Apache > Hadoop
 

Welcome to Apache Hadoop!

What Is Hadoop?

The Apache Hadoop project develops open-source software for reliable, scalable, distributed computing. Hadoop includes these subprojects:

  • Hadoop Common: The common utilities that support the other Hadoop subprojects.
  • Avro: A data serialization system that provides dynamic integration with scripting languages.
  • Chukwa: A data collection system for managing large distributed systems.
  • HBase: A scalable, distributed database that supports structured data storage for large tables.
  • HDFS: A distributed file system that provides high throughput access to application data.
  • Hive: A data warehouse infrastructure that provides data summarization and ad hoc querying.
  • MapReduce: A software framework for distributed processing of large data sets on compute clusters.
  • Pig: A high-level data-flow language and execution framework for parallel computation.
  • ZooKeeper: A high-performance coordination service for distributed applications.

Who Uses Hadoop?

A wide variety of companies and organizations use Hadoop for both research and production. Users are encouraged to add themselves to the Hadoop PoweredBy wiki page.

News

July 2009 - New Hadoop Subprojects

Hadoop is getting bigger!

  • Hadoop Core is renamed Hadoop Common.
  • MapReduce and the Hadoop Distributed File System (HDFS) are now separate subprojects.
  • Avro and Chukwa are new Hadoop subprojects.

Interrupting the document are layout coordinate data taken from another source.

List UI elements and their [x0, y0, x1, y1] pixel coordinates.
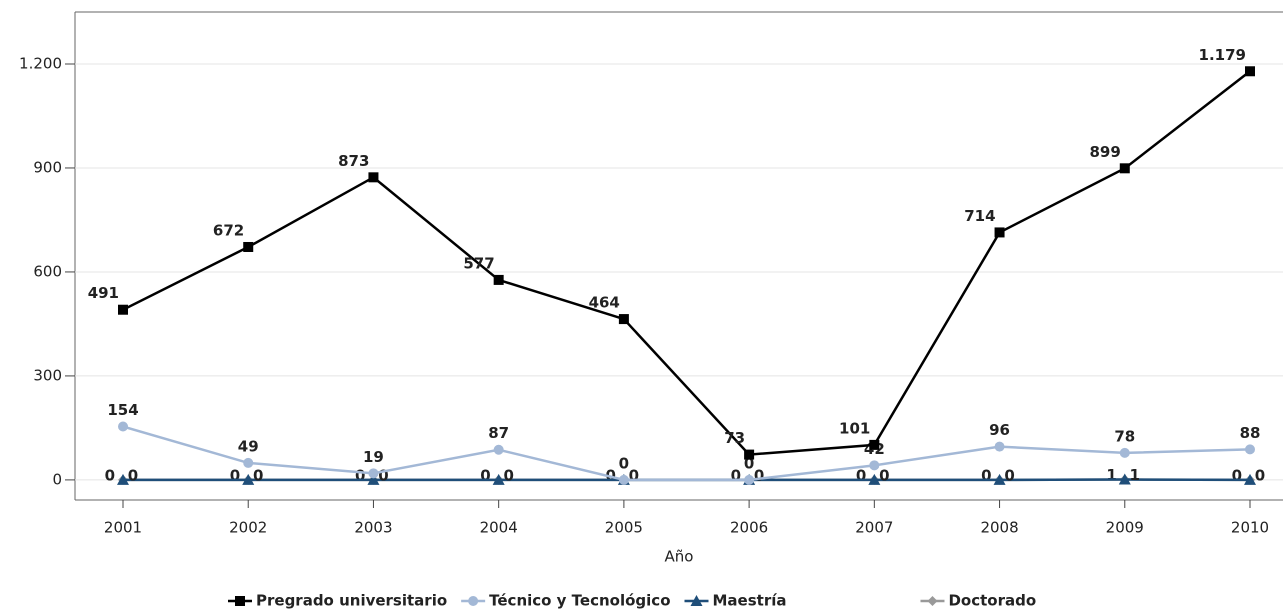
marker — [242, 473, 255, 485]
marker — [1119, 163, 1130, 174]
x-tick-label: 2008 — [980, 519, 1018, 537]
x-tick-label: 2005 — [605, 519, 643, 537]
y-tick-label: 900 — [33, 158, 62, 176]
data-label: 899 — [1089, 143, 1120, 161]
data-label: 87 — [488, 424, 509, 442]
data-label: 0 — [1004, 466, 1014, 484]
data-label: 154 — [107, 401, 138, 419]
data-label: 0 — [629, 466, 639, 484]
marker — [492, 473, 505, 485]
marker — [367, 473, 380, 485]
data-label: 0 — [1232, 466, 1242, 484]
x-tick-label: 2007 — [855, 519, 893, 537]
data-label: 1 — [1130, 466, 1140, 484]
marker — [994, 441, 1005, 452]
marker — [618, 314, 629, 325]
marker — [618, 474, 629, 485]
legend-label: Doctorado — [948, 592, 1036, 610]
data-label: 0 — [754, 466, 764, 484]
marker — [690, 595, 703, 606]
marker — [868, 473, 881, 485]
marker — [118, 421, 128, 432]
data-label: 873 — [338, 152, 369, 170]
data-label: 101 — [839, 419, 870, 437]
series-line — [122, 70, 1251, 456]
marker — [869, 439, 880, 450]
y-tick-label: 600 — [33, 262, 62, 280]
data-label: 73 — [724, 429, 745, 447]
data-label: 0 — [503, 466, 513, 484]
marker — [493, 274, 504, 285]
marker — [993, 473, 1006, 485]
data-label: 672 — [213, 221, 244, 239]
data-label: 49 — [238, 437, 259, 455]
y-tick-label: 300 — [33, 366, 62, 384]
marker — [243, 241, 254, 252]
marker — [368, 172, 379, 183]
marker — [1245, 66, 1255, 77]
marker — [1244, 473, 1256, 485]
legend-label: Maestría — [713, 592, 787, 610]
data-label: 0 — [105, 466, 115, 484]
marker — [368, 468, 379, 479]
data-label: 0 — [744, 454, 754, 472]
marker — [243, 457, 254, 468]
marker — [118, 304, 128, 315]
marker — [744, 474, 755, 485]
x-tick-label: 2004 — [480, 519, 518, 537]
data-label: 464 — [589, 294, 620, 312]
marker — [468, 596, 479, 606]
marker — [744, 449, 755, 460]
x-tick-label: 2006 — [730, 519, 768, 537]
marker — [1245, 444, 1255, 455]
data-label: 19 — [363, 448, 384, 466]
data-label: 714 — [964, 207, 995, 225]
x-tick-label: 2010 — [1231, 519, 1269, 537]
data-label: 88 — [1240, 424, 1261, 442]
data-label: 0 — [378, 466, 388, 484]
data-label: 0 — [731, 466, 741, 484]
data-label: 1 — [1106, 466, 1116, 484]
data-label: 0 — [253, 466, 263, 484]
data-label: 577 — [463, 254, 494, 272]
data-label: 0 — [879, 466, 889, 484]
data-label: 491 — [88, 284, 119, 302]
marker — [1118, 473, 1131, 485]
y-tick-label: 0 — [52, 470, 62, 488]
data-label: 0 — [1255, 466, 1265, 484]
data-label: 1.179 — [1199, 46, 1246, 64]
marker — [493, 444, 504, 455]
x-tick-label: 2001 — [104, 519, 142, 537]
data-label: 0 — [605, 466, 615, 484]
marker — [117, 473, 129, 485]
data-label: 0 — [355, 466, 365, 484]
x-tick-label: 2009 — [1106, 519, 1144, 537]
legend-label: Técnico y Tecnológico — [489, 592, 670, 610]
series-line — [122, 425, 1251, 482]
marker — [927, 596, 938, 606]
marker — [235, 596, 245, 606]
marker — [1119, 447, 1130, 458]
marker — [994, 227, 1005, 238]
marker — [869, 460, 880, 471]
data-label: 96 — [989, 421, 1010, 439]
x-tick-label: 2002 — [229, 519, 267, 537]
y-tick-label: 1.200 — [19, 54, 62, 72]
x-axis-label: Año — [665, 548, 694, 566]
legend-label: Pregrado universitario — [256, 592, 447, 610]
x-tick-label: 2003 — [354, 519, 392, 537]
data-label: 0 — [480, 466, 490, 484]
data-label: 0 — [128, 466, 138, 484]
data-label: 0 — [619, 454, 629, 472]
data-label: 0 — [856, 466, 866, 484]
data-label: 0 — [981, 466, 991, 484]
data-label: 0 — [230, 466, 240, 484]
data-label: 78 — [1114, 427, 1135, 445]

See the summary descriptions for all subprojects above. Visit the individual sites for more detailed information.

March 2009 - ApacheCon EU

In case you missed it.... ApacheCon Europe 2009

November 2008 - ApacheCon US

In case you missed it.... ApacheCon US 2008

July 2008 - Hadoop Wins Terabyte Sort Benchmark

Hadoop Wins Terabyte Sort Benchmark: One of Yahoo's Hadoop clusters sorted 1 terabyte of data in 209 seconds, which beat the previous record of 297 seconds in the annual general purpose (Daytona) terabyte sort benchmark. This is the first time that either a Java or an open source program has won.